There is no such thing as "best possible model, full stop". Models are always context dependent, have implicit or explicit assumptions about what is signal and what is noise, have different performance characteristics in training or execution. Choosing the "best" model for your task is a form of hyperparameter optimization in itself.
Plenty of places use DL models, even if it's just a component of their stack. I would guess that that gradient-boosted trees are more common in applications, though.
Still mostly NLP and image stuff. Most actual data in the wild is tabular - which GBTs are usually some combination of better and easier. In some circumstances, NN can still work well in tabular problems with the right feature engineering or model stacking.
They are also more attractive for streaming data. Tree-based models can't learn incrementally. They have to be retrained from scratch each time.
ML is very good at figuring out stuff like every day at 22:00 this asset goes up if this another asset is not at a daily maximum and the volatility of the market is low.

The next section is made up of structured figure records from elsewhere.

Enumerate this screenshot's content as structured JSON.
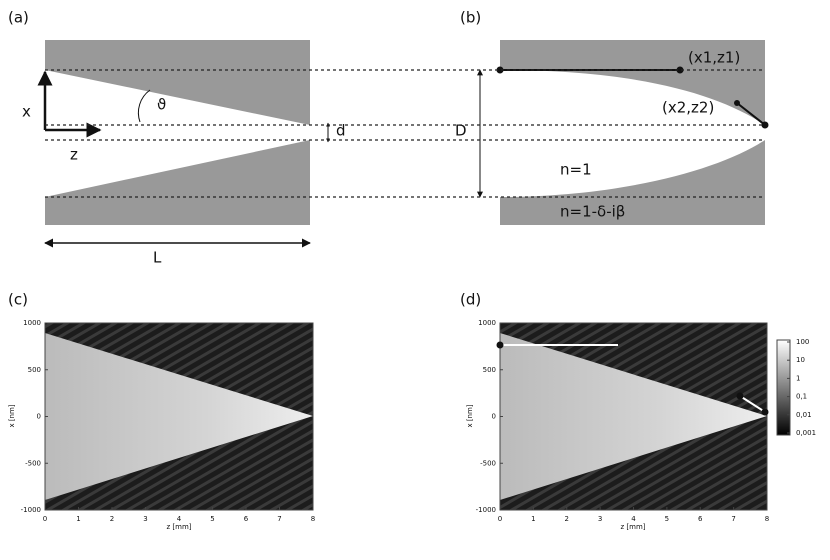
{
  "panel_a": {
    "label": "(a)",
    "x_axis": "x",
    "z_axis": "z",
    "angle": "ϑ",
    "gap": "d",
    "diameter": "D",
    "length": "L"
  },
  "panel_b": {
    "label": "(b)",
    "point1": "(x1,z1)",
    "point2": "(x2,z2)",
    "inside": "n=1",
    "outside": "n=1-δ-iβ"
  },
  "panel_c": {
    "label": "(c)",
    "x_label": "z [mm]",
    "y_label": "x [nm]",
    "xlim": [
      0,
      8
    ],
    "ylim": [
      -1000,
      1000
    ],
    "xticks": [
      0,
      1,
      2,
      3,
      4,
      5,
      6,
      7,
      8
    ],
    "yticks": [
      -1000,
      -500,
      0,
      500,
      1000
    ]
  },
  "panel_d": {
    "label": "(d)",
    "x_label": "z [mm]",
    "y_label": "x [nm]",
    "xlim": [
      0,
      8
    ],
    "ylim": [
      -1000,
      1000
    ],
    "xticks": [
      0,
      1,
      2,
      3,
      4,
      5,
      6,
      7,
      8
    ],
    "yticks": [
      -1000,
      -500,
      0,
      500,
      1000
    ],
    "colorbar": {
      "log": true,
      "lim": [
        0.001,
        100
      ],
      "ticks": [
        100,
        10,
        1,
        {
          "value": 0.1,
          "label": "0,1"
        },
        {
          "value": 0.01,
          "label": "0,01"
        },
        {
          "value": 0.001,
          "label": "0,001"
        }
      ]
    }
  }
}
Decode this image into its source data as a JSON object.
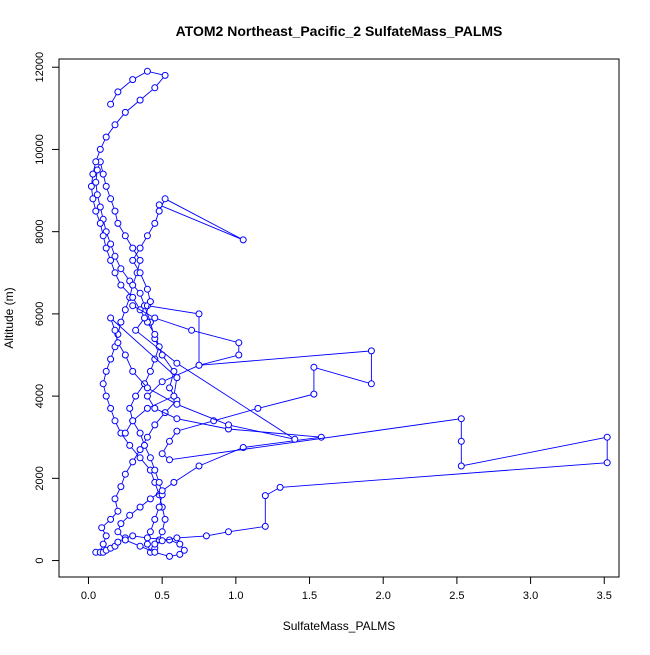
{
  "chart_data": {
    "type": "line",
    "title": "ATOM2 Northeast_Pacific_2 SulfateMass_PALMS",
    "xlabel": "SulfateMass_PALMS",
    "ylabel": "Altitude (m)",
    "xlim": [
      -0.2,
      3.6
    ],
    "ylim": [
      -400,
      12200
    ],
    "x_ticks": [
      {
        "value": 0.0,
        "label": "0.0"
      },
      {
        "value": 0.5,
        "label": "0.5"
      },
      {
        "value": 1.0,
        "label": "1.0"
      },
      {
        "value": 1.5,
        "label": "1.5"
      },
      {
        "value": 2.0,
        "label": "2.0"
      },
      {
        "value": 2.5,
        "label": "2.5"
      },
      {
        "value": 3.0,
        "label": "3.0"
      },
      {
        "value": 3.5,
        "label": "3.5"
      }
    ],
    "y_ticks": [
      {
        "value": 0,
        "label": "0"
      },
      {
        "value": 2000,
        "label": "2000"
      },
      {
        "value": 4000,
        "label": "4000"
      },
      {
        "value": 6000,
        "label": "6000"
      },
      {
        "value": 8000,
        "label": "8000"
      },
      {
        "value": 10000,
        "label": "10000"
      },
      {
        "value": 12000,
        "label": "12000"
      }
    ],
    "grid": false,
    "legend": "none",
    "color": "#0000ff",
    "series": [
      {
        "x": [
          0.08,
          0.1,
          0.12,
          0.09,
          0.15,
          0.2,
          0.18,
          0.22,
          0.25,
          0.3,
          0.35,
          0.4,
          0.45,
          0.52,
          0.6,
          0.55,
          0.58,
          0.5,
          0.45,
          0.42,
          0.38,
          0.35,
          0.28,
          0.22,
          0.18,
          0.15,
          0.12,
          0.1,
          0.08,
          0.06,
          0.05,
          0.06,
          0.08,
          0.1,
          0.12,
          0.15,
          0.18,
          0.2,
          0.25,
          0.3,
          0.35,
          0.33,
          0.3,
          0.28,
          0.25,
          0.22,
          0.2,
          0.18,
          0.15,
          0.12,
          0.1,
          0.12,
          0.15,
          0.18,
          0.22,
          0.28,
          0.35,
          0.42,
          0.45,
          0.48,
          0.5,
          0.52,
          0.5,
          0.48,
          0.45,
          0.42,
          0.4,
          0.42,
          0.45,
          0.48,
          0.5,
          0.48,
          0.45,
          0.42,
          0.38,
          0.35,
          0.3,
          0.28,
          0.32,
          0.38,
          0.42,
          0.45,
          0.48,
          0.45,
          0.4,
          0.35,
          0.3,
          0.22,
          0.18,
          0.15,
          0.12,
          0.1,
          0.08,
          0.05,
          0.03,
          0.02,
          0.03,
          0.05,
          0.08,
          0.12,
          0.18,
          0.25,
          0.35,
          0.45,
          0.52,
          0.4,
          0.3,
          0.2,
          0.15
        ],
        "y": [
          200,
          400,
          600,
          800,
          1000,
          1200,
          1500,
          1800,
          2100,
          2400,
          2700,
          3000,
          3300,
          3600,
          3900,
          4200,
          4600,
          5000,
          5400,
          5800,
          6200,
          6500,
          6800,
          7100,
          7400,
          7700,
          8000,
          8300,
          8600,
          8900,
          9200,
          9500,
          9700,
          9400,
          9100,
          8800,
          8500,
          8200,
          7900,
          7600,
          7300,
          7000,
          6700,
          6400,
          6100,
          5800,
          5500,
          5200,
          4900,
          4600,
          4300,
          4000,
          3700,
          3400,
          3100,
          2800,
          2500,
          2200,
          1900,
          1600,
          1300,
          1000,
          700,
          500,
          300,
          200,
          400,
          700,
          1000,
          1300,
          1600,
          1900,
          2200,
          2500,
          2800,
          3100,
          3400,
          3700,
          4000,
          4300,
          4600,
          4900,
          5200,
          5500,
          5800,
          6100,
          6400,
          6700,
          7000,
          7300,
          7600,
          7900,
          8200,
          8500,
          8800,
          9100,
          9400,
          9700,
          10000,
          10300,
          10600,
          10900,
          11200,
          11500,
          11800,
          11900,
          11700,
          11400,
          11100
        ]
      },
      {
        "x": [
          0.05,
          0.08,
          0.1,
          0.12,
          0.15,
          0.18,
          0.2,
          0.25,
          0.3,
          0.4,
          0.55,
          0.62,
          0.65,
          0.62,
          0.55,
          0.45,
          0.35,
          0.25,
          0.2,
          0.22,
          0.28,
          0.35,
          0.42,
          0.5,
          0.58,
          0.75,
          1.05,
          1.58,
          0.95,
          0.6,
          0.45,
          0.4,
          0.5,
          0.75,
          1.02,
          1.02,
          0.7,
          0.45,
          0.3
        ],
        "y": [
          200,
          200,
          200,
          250,
          300,
          350,
          450,
          550,
          600,
          550,
          500,
          400,
          250,
          150,
          100,
          200,
          350,
          500,
          700,
          900,
          1100,
          1300,
          1500,
          1700,
          1900,
          2300,
          2750,
          3000,
          3200,
          3450,
          3700,
          4000,
          4350,
          4750,
          5000,
          5300,
          5600,
          5900,
          6200
        ]
      },
      {
        "x": [
          0.4,
          0.75,
          0.75,
          1.92,
          1.92,
          1.53,
          1.53,
          1.15,
          0.85,
          0.6,
          0.55,
          0.5,
          0.55,
          2.53,
          2.53,
          2.53,
          3.52,
          3.52,
          1.3,
          1.2,
          1.2,
          0.95,
          0.8,
          0.6,
          0.5,
          0.45
        ],
        "y": [
          6200,
          6000,
          4750,
          5100,
          4300,
          4700,
          4050,
          3700,
          3400,
          3150,
          2900,
          2600,
          2450,
          3450,
          2900,
          2300,
          3000,
          2380,
          1780,
          1580,
          830,
          700,
          600,
          550,
          480,
          400
        ]
      },
      {
        "x": [
          0.48,
          1.05,
          0.52,
          0.48,
          0.45,
          0.4,
          0.35,
          0.3,
          0.35,
          0.4,
          0.42,
          0.38,
          0.32,
          0.6,
          1.4,
          0.95,
          0.6,
          0.4,
          0.3,
          0.25,
          0.2,
          0.18,
          0.15,
          0.6,
          0.58,
          0.4,
          0.3,
          0.25
        ],
        "y": [
          8650,
          7800,
          8800,
          8500,
          8200,
          7900,
          7600,
          7300,
          7000,
          6600,
          6300,
          5900,
          5600,
          4800,
          2950,
          3300,
          3800,
          4200,
          4600,
          5000,
          5300,
          5600,
          5900,
          4450,
          4000,
          3700,
          3400,
          3100
        ]
      }
    ]
  }
}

You might call this overfitting/noise/.... but if you do it carefully it's profitable.
Real-time parsing of incoming news events and live scanning of internet news sites - coupled with sentiment analysis. Latency is an interesting challenge in that space.
Multiple parts of the iPhone stack run DL models locally on your phone. They even added hardware acceleration to the camera because most of the picture quality upgrades is software rather than hardware.